Tiny pieces of fabric, seeds and leather are among the 3,000-year-old artifacts that the excavation team unearthed, the university said Wednesday in a news release.
The fabrics were a particularly important discovery, the school said, as they provide the first glimpse into what Holy Land inhabitants wore during that time period.
“No textiles have ever been found at excavation sites like Jerusalem, Megiddo and Hazor, so this provides a unique window into an entire aspect of life from which we’ve never had physical evidence before,” Dr. Erez Ben-Yosef, who led the excavation team, said in a statement.
The archaeologists were digging at copper mines in the Timna Valley, which some believe to be the location of King Solomon’s mines. The university said the desert climate of southern Israel helped preserve the artifacts, which included scraps of bags, tents, ropes and clothing.
In a statement, Ben-Yosef said the broad collection of textile fragments helped illustrate the society of the Edomites, who are believed to have worked in the mines.
The Bible says the Edomites were Esau’s descendants and often sparred with the Israelites.
Among the discoveries were intricately decorated “luxury grade fabric,” which Ben-Yosef said would have been worn by the skilled craftsmen whose duties involved smelting copper from ore.

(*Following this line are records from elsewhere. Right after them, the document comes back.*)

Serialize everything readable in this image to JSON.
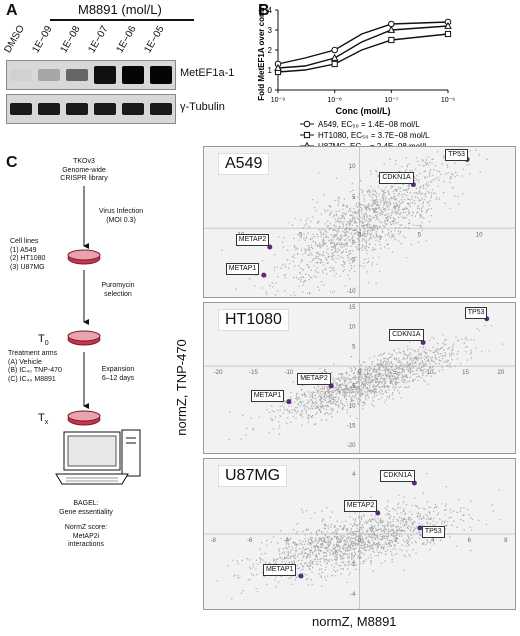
{
  "panels": {
    "a": "A",
    "b": "B",
    "c": "C"
  },
  "blot": {
    "drug_label": "M8891 (mol/L)",
    "lanes": [
      "DMSO",
      "1E−09",
      "1E−08",
      "1E−07",
      "1E−06",
      "1E−05"
    ],
    "band_intensity": [
      0.05,
      0.25,
      0.55,
      0.95,
      1.0,
      1.0
    ],
    "rows": [
      {
        "label": "MetEF1a-1"
      },
      {
        "label": "γ-Tubulin"
      }
    ]
  },
  "chart_data": {
    "type": "line",
    "title": "",
    "xlabel": "Conc (mol/L)",
    "ylabel": "Fold MetEF1A over control",
    "xscale": "log",
    "xlim": [
      1e-09,
      1e-06
    ],
    "ylim": [
      0,
      4
    ],
    "x_ticks": [
      "10⁻⁹",
      "10⁻⁸",
      "10⁻⁷",
      "10⁻⁶"
    ],
    "y_ticks": [
      "0",
      "1",
      "2",
      "3",
      "4"
    ],
    "x": [
      1e-09,
      3e-09,
      1e-08,
      3e-08,
      1e-07,
      1e-06
    ],
    "series": [
      {
        "name": "A549, EC₅₀ = 1.4E−08 mol/L",
        "marker": "circle",
        "values": [
          1.3,
          1.6,
          2.0,
          2.8,
          3.3,
          3.4
        ]
      },
      {
        "name": "HT1080, EC₅₀ = 3.7E−08 mol/L",
        "marker": "square",
        "values": [
          0.9,
          1.0,
          1.3,
          2.0,
          2.5,
          2.8
        ]
      },
      {
        "name": "U87MG, EC₅₀ = 2.4E−08 mol/L",
        "marker": "triangle",
        "values": [
          1.1,
          1.2,
          1.6,
          2.4,
          3.0,
          3.2
        ]
      }
    ],
    "legend_position": "bottom-right"
  },
  "flow": {
    "library": [
      "TKOv3",
      "Genome-wide",
      "CRISPR library"
    ],
    "infection": [
      "Virus Infection",
      "(MOI 0.3)"
    ],
    "cell_lines_title": "Cell lines",
    "cell_lines": [
      "(1) A549",
      "(2) HT1080",
      "(3) U87MG"
    ],
    "puromycin": [
      "Puromycin",
      "selection"
    ],
    "t0": "T",
    "t0_sub": "0",
    "treatment_title": "Treatment arms",
    "treatments": [
      "(A) Vehicle",
      "(B) IC₄₀ TNP-470",
      "(C) IC₄₀ M8891"
    ],
    "expansion": [
      "Expansion",
      "6–12 days"
    ],
    "tx": "T",
    "tx_sub": "x",
    "bagel": [
      "BAGEL:",
      "Gene essentiality"
    ],
    "normz": [
      "NormZ score:",
      "MetAP2i",
      "interactions"
    ]
  },
  "scatter": {
    "y_label": "normZ, TNP-470",
    "x_label": "normZ, M8891",
    "panels": [
      {
        "cell": "A549",
        "x_ticks": [
          "-10",
          "-5",
          "0",
          "5",
          "10"
        ],
        "y_ticks": [
          "10",
          "5",
          "0",
          "-5",
          "-10"
        ],
        "genes": [
          {
            "name": "TP53",
            "x": 9,
            "y": 11
          },
          {
            "name": "CDKN1A",
            "x": 4.5,
            "y": 7
          },
          {
            "name": "METAP2",
            "x": -7.5,
            "y": -3
          },
          {
            "name": "METAP1",
            "x": -8,
            "y": -7.5
          }
        ]
      },
      {
        "cell": "HT1080",
        "x_ticks": [
          "-20",
          "-15",
          "-10",
          "-5",
          "0",
          "5",
          "10",
          "15",
          "20"
        ],
        "y_ticks": [
          "15",
          "10",
          "5",
          "0",
          "-5",
          "-10",
          "-15",
          "-20"
        ],
        "genes": [
          {
            "name": "TP53",
            "x": 18,
            "y": 12
          },
          {
            "name": "CDKN1A",
            "x": 9,
            "y": 6
          },
          {
            "name": "METAP2",
            "x": -4,
            "y": -5
          },
          {
            "name": "METAP1",
            "x": -10,
            "y": -9
          }
        ]
      },
      {
        "cell": "U87MG",
        "x_ticks": [
          "-8",
          "-6",
          "-4",
          "-2",
          "0",
          "2",
          "4",
          "6",
          "8"
        ],
        "y_ticks": [
          "4",
          "2",
          "0",
          "-2",
          "-4"
        ],
        "genes": [
          {
            "name": "CDKN1A",
            "x": 3.0,
            "y": 3.4
          },
          {
            "name": "METAP2",
            "x": 1.0,
            "y": 1.4
          },
          {
            "name": "TP53",
            "x": 3.3,
            "y": 0.4
          },
          {
            "name": "METAP1",
            "x": -3.2,
            "y": -2.8
          }
        ]
      }
    ]
  }
}
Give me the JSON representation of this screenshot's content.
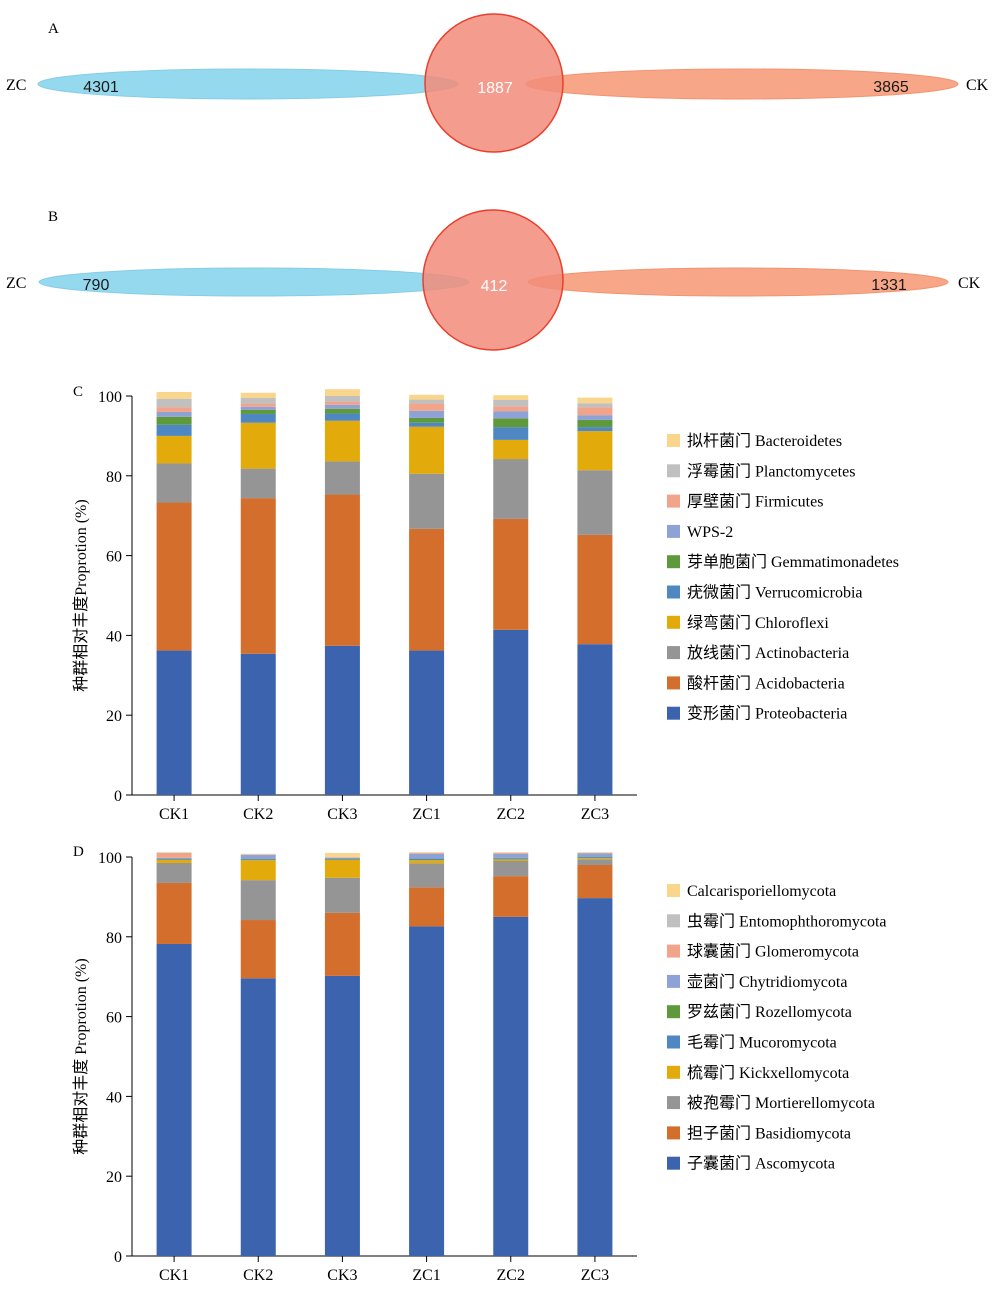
{
  "venn": [
    {
      "panel": "A",
      "left_label": "ZC",
      "right_label": "CK",
      "left_only": "4301",
      "shared": "1887",
      "right_only": "3865"
    },
    {
      "panel": "B",
      "left_label": "ZC",
      "right_label": "CK",
      "left_only": "790",
      "shared": "412",
      "right_only": "1331"
    }
  ],
  "colors": {
    "venn_left": "#8fd8ee",
    "venn_right": "#f7a382",
    "venn_circle": "#f28c7a",
    "venn_circle_stroke": "#e8402e"
  },
  "chart_data": [
    {
      "panel": "C",
      "type": "bar",
      "stacked": true,
      "categories": [
        "CK1",
        "CK2",
        "CK3",
        "ZC1",
        "ZC2",
        "ZC3"
      ],
      "ylabel": "种群相对丰度Proprotion (%)",
      "ylim": [
        0,
        100
      ],
      "yticks": [
        0,
        20,
        40,
        60,
        80,
        100
      ],
      "legend_position": "right",
      "series": [
        {
          "name": "变形菌门 Proteobacteria",
          "color": "#3c63ae",
          "values": [
            36.2,
            35.4,
            37.4,
            36.2,
            41.4,
            37.8
          ]
        },
        {
          "name": "酸杆菌门 Acidobacteria",
          "color": "#d36e2d",
          "values": [
            37.1,
            39.0,
            37.9,
            30.5,
            27.8,
            27.4
          ]
        },
        {
          "name": "放线菌门 Actinobacteria",
          "color": "#959595",
          "values": [
            9.8,
            7.4,
            8.3,
            13.8,
            15.0,
            16.2
          ]
        },
        {
          "name": "绿弯菌门 Chloroflexi",
          "color": "#e3aa0c",
          "values": [
            6.9,
            11.5,
            10.2,
            11.8,
            4.8,
            9.8
          ]
        },
        {
          "name": "疣微菌门 Verrucomicrobia",
          "color": "#4e87c2",
          "values": [
            2.8,
            2.2,
            1.8,
            1.0,
            3.2,
            1.0
          ]
        },
        {
          "name": "芽单胞菌门 Gemmatimonadetes",
          "color": "#5e9a3c",
          "values": [
            2.0,
            1.0,
            1.2,
            1.2,
            2.2,
            1.8
          ]
        },
        {
          "name": "WPS-2",
          "color": "#8fa2d6",
          "values": [
            1.2,
            0.8,
            1.0,
            1.8,
            1.8,
            1.2
          ]
        },
        {
          "name": "厚壁菌门 Firmicutes",
          "color": "#f2a48a",
          "values": [
            1.2,
            0.8,
            0.8,
            1.8,
            1.2,
            2.0
          ]
        },
        {
          "name": "浮霉菌门 Planctomycetes",
          "color": "#c0c0c0",
          "values": [
            2.1,
            1.4,
            1.4,
            1.0,
            1.6,
            1.0
          ]
        },
        {
          "name": "拟杆菌门 Bacteroidetes",
          "color": "#fad58c",
          "values": [
            1.7,
            1.3,
            1.7,
            1.2,
            1.2,
            1.4
          ]
        }
      ]
    },
    {
      "panel": "D",
      "type": "bar",
      "stacked": true,
      "categories": [
        "CK1",
        "CK2",
        "CK3",
        "ZC1",
        "ZC2",
        "ZC3"
      ],
      "ylabel": "种群相对丰度 Proprotion (%)",
      "ylim": [
        0,
        100
      ],
      "yticks": [
        0,
        20,
        40,
        60,
        80,
        100
      ],
      "legend_position": "right",
      "series": [
        {
          "name": "子囊菌门 Ascomycota",
          "color": "#3c63ae",
          "values": [
            78.2,
            69.6,
            70.2,
            82.6,
            85.0,
            89.7
          ]
        },
        {
          "name": "担子菌门 Basidiomycota",
          "color": "#d36e2d",
          "values": [
            15.3,
            14.6,
            15.8,
            9.8,
            10.2,
            8.3
          ]
        },
        {
          "name": "被孢霉门 Mortierellomycota",
          "color": "#959595",
          "values": [
            5.0,
            10.0,
            8.8,
            6.0,
            3.8,
            1.4
          ]
        },
        {
          "name": "梳霉门 Kickxellomycota",
          "color": "#e3aa0c",
          "values": [
            0.8,
            5.0,
            4.5,
            0.8,
            0.4,
            0.3
          ]
        },
        {
          "name": "毛霉门 Mucoromycota",
          "color": "#4e87c2",
          "values": [
            0.2,
            0.2,
            0.2,
            0.3,
            0.3,
            0.2
          ]
        },
        {
          "name": "罗兹菌门 Rozellomycota",
          "color": "#5e9a3c",
          "values": [
            0.1,
            0.1,
            0.1,
            0.1,
            0.1,
            0.1
          ]
        },
        {
          "name": "壶菌门 Chytridiomycota",
          "color": "#8fa2d6",
          "values": [
            0.2,
            1.0,
            0.2,
            1.2,
            1.0,
            0.9
          ]
        },
        {
          "name": "球囊菌门 Glomeromycota",
          "color": "#f2a48a",
          "values": [
            1.2,
            0.1,
            0.1,
            0.2,
            0.2,
            0.1
          ]
        },
        {
          "name": "虫霉门 Entomophthoromycota",
          "color": "#c0c0c0",
          "values": [
            0.1,
            0.1,
            0.1,
            0.1,
            0.1,
            0.1
          ]
        },
        {
          "name": "Calcarisporiellomycota",
          "color": "#fad58c",
          "values": [
            0.1,
            0.1,
            1.0,
            0.1,
            0.1,
            0.1
          ]
        }
      ]
    }
  ]
}
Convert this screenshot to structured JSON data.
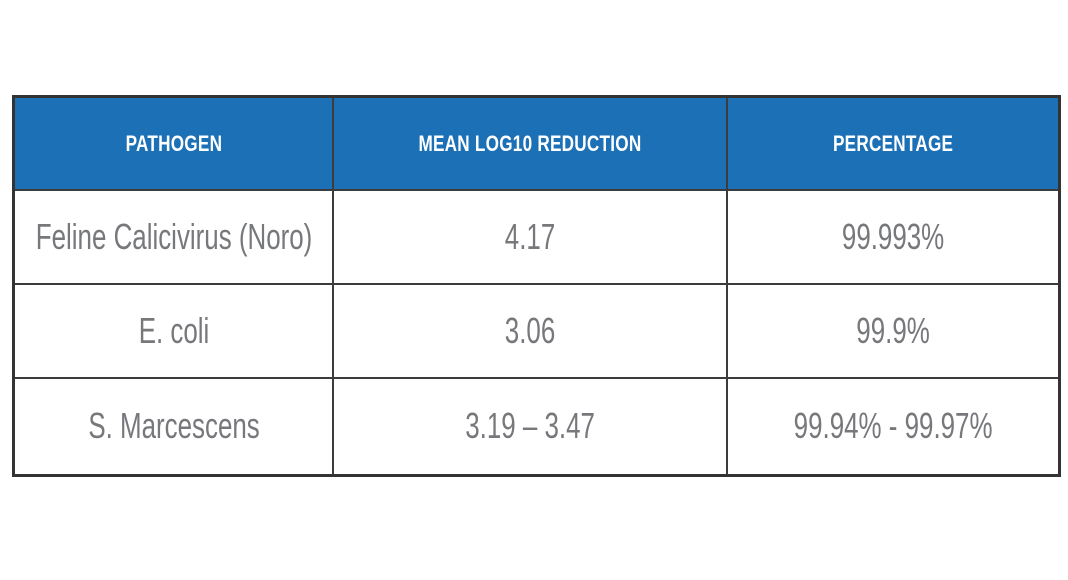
{
  "table": {
    "accent_color": "#1c70b6",
    "border_color": "#3c3c3c",
    "header_text_color": "#ffffff",
    "body_text_color": "#77787b",
    "columns": [
      "PATHOGEN",
      "MEAN LOG10 REDUCTION",
      "PERCENTAGE"
    ],
    "rows": [
      {
        "pathogen": "Feline Calicivirus (Noro)",
        "mean_log10_reduction": "4.17",
        "percentage": "99.993%"
      },
      {
        "pathogen": "E. coli",
        "mean_log10_reduction": "3.06",
        "percentage": "99.9%"
      },
      {
        "pathogen": "S. Marcescens",
        "mean_log10_reduction": "3.19 – 3.47",
        "percentage": "99.94% - 99.97%"
      }
    ]
  },
  "chart_data": {
    "type": "table",
    "title": "",
    "columns": [
      "PATHOGEN",
      "MEAN LOG10 REDUCTION",
      "PERCENTAGE"
    ],
    "rows": [
      [
        "Feline Calicivirus (Noro)",
        "4.17",
        "99.993%"
      ],
      [
        "E. coli",
        "3.06",
        "99.9%"
      ],
      [
        "S. Marcescens",
        "3.19 – 3.47",
        "99.94% - 99.97%"
      ]
    ],
    "notes": "Blue header band, dark grid borders, gray condensed body text on white background"
  }
}
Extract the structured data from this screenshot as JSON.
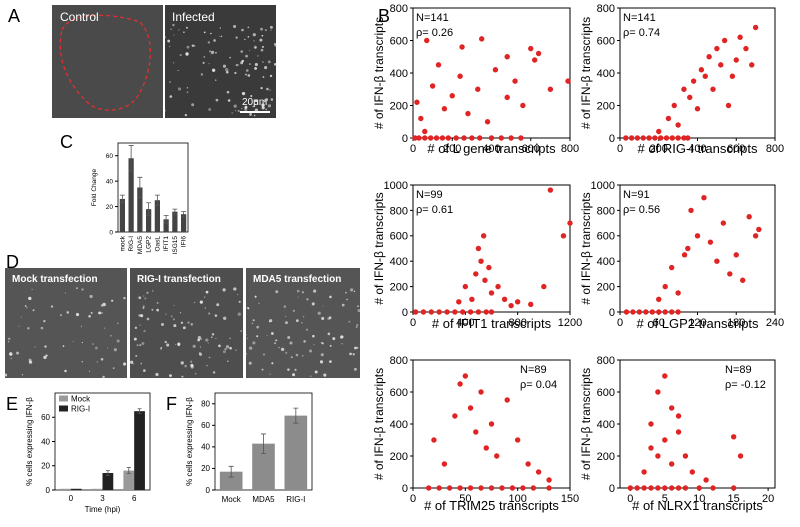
{
  "figure": {
    "letters": [
      "A",
      "B",
      "C",
      "D",
      "E",
      "F"
    ],
    "image_labels": {
      "control": "Control",
      "infected": "Infected",
      "scale": "20μm",
      "mock": "Mock transfection",
      "rigi": "RIG-I transfection",
      "mda5": "MDA5 transfection"
    }
  },
  "chart_data": [
    {
      "type": "scatter",
      "xlabel": "# of L gene transcripts",
      "ylabel": "# of IFN-β transcripts",
      "annotations": [
        "N=141",
        "ρ= 0.26"
      ],
      "color": "#e02424",
      "x": [
        10,
        30,
        60,
        90,
        120,
        150,
        180,
        220,
        260,
        300,
        340,
        400,
        450,
        500,
        550,
        20,
        40,
        70,
        100,
        130,
        160,
        200,
        240,
        280,
        330,
        380,
        420,
        480,
        520,
        560,
        600,
        620,
        640,
        700,
        790,
        60,
        250,
        350,
        480
      ],
      "values": [
        0,
        0,
        0,
        0,
        0,
        0,
        0,
        0,
        0,
        0,
        0,
        0,
        0,
        0,
        0,
        220,
        120,
        600,
        320,
        450,
        180,
        260,
        380,
        150,
        300,
        100,
        420,
        250,
        350,
        200,
        550,
        480,
        520,
        300,
        350,
        40,
        560,
        610,
        500
      ],
      "xlim": [
        0,
        800
      ],
      "xticks": [
        0,
        200,
        400,
        600,
        800
      ],
      "ylim": [
        0,
        800
      ],
      "yticks": [
        0,
        200,
        400,
        600,
        800
      ]
    },
    {
      "type": "scatter",
      "xlabel": "# of RIG-I transcripts",
      "ylabel": "# of IFN-β transcripts",
      "annotations": [
        "N=141",
        "ρ= 0.74"
      ],
      "color": "#e02424",
      "x": [
        30,
        60,
        90,
        120,
        150,
        180,
        210,
        240,
        270,
        300,
        330,
        350,
        200,
        250,
        280,
        300,
        330,
        360,
        380,
        400,
        420,
        440,
        460,
        480,
        500,
        520,
        540,
        560,
        580,
        600,
        620,
        650,
        680,
        700
      ],
      "values": [
        0,
        0,
        0,
        0,
        0,
        0,
        0,
        0,
        0,
        0,
        0,
        0,
        40,
        120,
        200,
        80,
        300,
        250,
        350,
        180,
        420,
        380,
        500,
        300,
        550,
        450,
        600,
        200,
        380,
        480,
        620,
        550,
        450,
        680
      ],
      "xlim": [
        0,
        800
      ],
      "xticks": [
        0,
        200,
        400,
        600,
        800
      ],
      "ylim": [
        0,
        800
      ],
      "yticks": [
        0,
        200,
        400,
        600,
        800
      ]
    },
    {
      "type": "scatter",
      "xlabel": "# of IFIT1 transcripts",
      "ylabel": "# of IFN-β transcripts",
      "annotations": [
        "N=99",
        "ρ= 0.61"
      ],
      "color": "#e02424",
      "x": [
        20,
        80,
        140,
        200,
        260,
        320,
        380,
        440,
        500,
        560,
        600,
        350,
        400,
        450,
        480,
        500,
        520,
        540,
        550,
        580,
        600,
        650,
        700,
        750,
        800,
        900,
        1000,
        1050,
        1150,
        1200
      ],
      "values": [
        0,
        0,
        0,
        0,
        0,
        0,
        0,
        0,
        0,
        0,
        0,
        80,
        200,
        100,
        300,
        500,
        400,
        600,
        250,
        350,
        150,
        200,
        100,
        50,
        80,
        60,
        200,
        960,
        600,
        700
      ],
      "xlim": [
        0,
        1200
      ],
      "xticks": [
        0,
        400,
        800,
        1200
      ],
      "ylim": [
        0,
        1000
      ],
      "yticks": [
        0,
        200,
        400,
        600,
        800,
        1000
      ]
    },
    {
      "type": "scatter",
      "xlabel": "# of LGP2 transcripts",
      "ylabel": "# of IFN-β transcripts",
      "annotations": [
        "N=91",
        "ρ= 0.56"
      ],
      "color": "#e02424",
      "x": [
        10,
        20,
        30,
        40,
        50,
        60,
        70,
        80,
        90,
        60,
        70,
        80,
        90,
        100,
        105,
        110,
        120,
        130,
        140,
        150,
        160,
        170,
        180,
        190,
        200,
        210,
        215
      ],
      "values": [
        0,
        0,
        0,
        0,
        0,
        0,
        0,
        0,
        0,
        100,
        200,
        350,
        150,
        450,
        500,
        800,
        600,
        900,
        550,
        400,
        700,
        300,
        450,
        250,
        750,
        600,
        650
      ],
      "xlim": [
        0,
        240
      ],
      "xticks": [
        0,
        60,
        120,
        180,
        240
      ],
      "ylim": [
        0,
        1000
      ],
      "yticks": [
        0,
        200,
        400,
        600,
        800,
        1000
      ]
    },
    {
      "type": "scatter",
      "xlabel": "# of TRIM25 transcripts",
      "ylabel": "# of IFN-β transcripts",
      "annotations": [
        "N=89",
        "ρ= 0.04"
      ],
      "color": "#e02424",
      "x": [
        15,
        25,
        35,
        45,
        55,
        65,
        75,
        85,
        95,
        105,
        115,
        130,
        20,
        30,
        40,
        45,
        50,
        55,
        60,
        65,
        70,
        75,
        80,
        90,
        100,
        110,
        120,
        130
      ],
      "values": [
        0,
        0,
        0,
        0,
        0,
        0,
        0,
        0,
        0,
        0,
        0,
        0,
        300,
        150,
        450,
        650,
        700,
        500,
        350,
        600,
        250,
        400,
        200,
        550,
        300,
        150,
        100,
        50
      ],
      "xlim": [
        0,
        150
      ],
      "xticks": [
        0,
        50,
        100,
        150
      ],
      "ylim": [
        0,
        800
      ],
      "yticks": [
        0,
        200,
        400,
        600,
        800
      ]
    },
    {
      "type": "scatter",
      "xlabel": "# of NLRX1 transcripts",
      "ylabel": "# of IFN-β transcripts",
      "annotations": [
        "N=89",
        "ρ= -0.12"
      ],
      "color": "#e02424",
      "x": [
        0,
        1,
        2,
        3,
        4,
        5,
        6,
        7,
        8,
        10,
        12,
        15,
        2,
        3,
        3,
        4,
        4,
        5,
        5,
        6,
        6,
        7,
        7,
        8,
        9,
        11,
        15,
        16
      ],
      "values": [
        0,
        0,
        0,
        0,
        0,
        0,
        0,
        0,
        0,
        0,
        0,
        0,
        100,
        400,
        250,
        600,
        200,
        700,
        300,
        500,
        150,
        450,
        350,
        200,
        100,
        50,
        320,
        200
      ],
      "xlim": [
        -1.5,
        21
      ],
      "xticks": [
        0,
        5,
        10,
        15,
        20
      ],
      "ylim": [
        0,
        800
      ],
      "yticks": [
        0,
        200,
        400,
        600,
        800
      ]
    },
    {
      "type": "bar",
      "ylabel": "Fold Change",
      "categories": [
        "mock",
        "RIG-I",
        "MDA5",
        "LGP2",
        "OasL",
        "IFIT1",
        "ISG15",
        "IFI6"
      ],
      "values": [
        26,
        58,
        35,
        18,
        25,
        10,
        16,
        14
      ],
      "errors": [
        3,
        10,
        8,
        5,
        4,
        3,
        2,
        2
      ],
      "color": "#444444",
      "ylim": [
        0,
        70
      ],
      "yticks": [
        0,
        20,
        40,
        60
      ]
    },
    {
      "type": "grouped_bar",
      "ylabel": "% cells expressing IFN-β",
      "xlabel": "Time (hpi)",
      "categories": [
        "0",
        "3",
        "6"
      ],
      "series": [
        {
          "name": "Mock",
          "color": "#9a9a9a",
          "values": [
            1,
            1,
            16
          ],
          "errors": [
            0,
            0,
            2.5
          ]
        },
        {
          "name": "RIG-I",
          "color": "#222222",
          "values": [
            1,
            14,
            65
          ],
          "errors": [
            0,
            2,
            2
          ]
        }
      ],
      "ylim": [
        0,
        80
      ],
      "yticks": [
        0,
        20,
        40,
        60
      ],
      "legend": "upper left"
    },
    {
      "type": "bar",
      "ylabel": "% cells expressing IFN-β",
      "categories": [
        "Mock",
        "MDA5",
        "RIG-I"
      ],
      "values": [
        17,
        43,
        69
      ],
      "errors": [
        5,
        9,
        7
      ],
      "color": "#8c8c8c",
      "ylim": [
        0,
        90
      ],
      "yticks": [
        0,
        20,
        40,
        60,
        80
      ]
    }
  ]
}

“If a person had the exceptional knowledge to ‘create copper,’ he was considered well-versed in an extremely sophisticated technology,” Ben-Yosef said in a statement. “He would have been considered magical or supernatural, and his social status would have reflected this.”
The university said the excavation team also discovered linen, which was not produced in Timna and suggests the Edomites had likely set up trade networks. The team also discovered grain and fruit seeds, and modern advances will allow them to reconstruct wine typical of that period.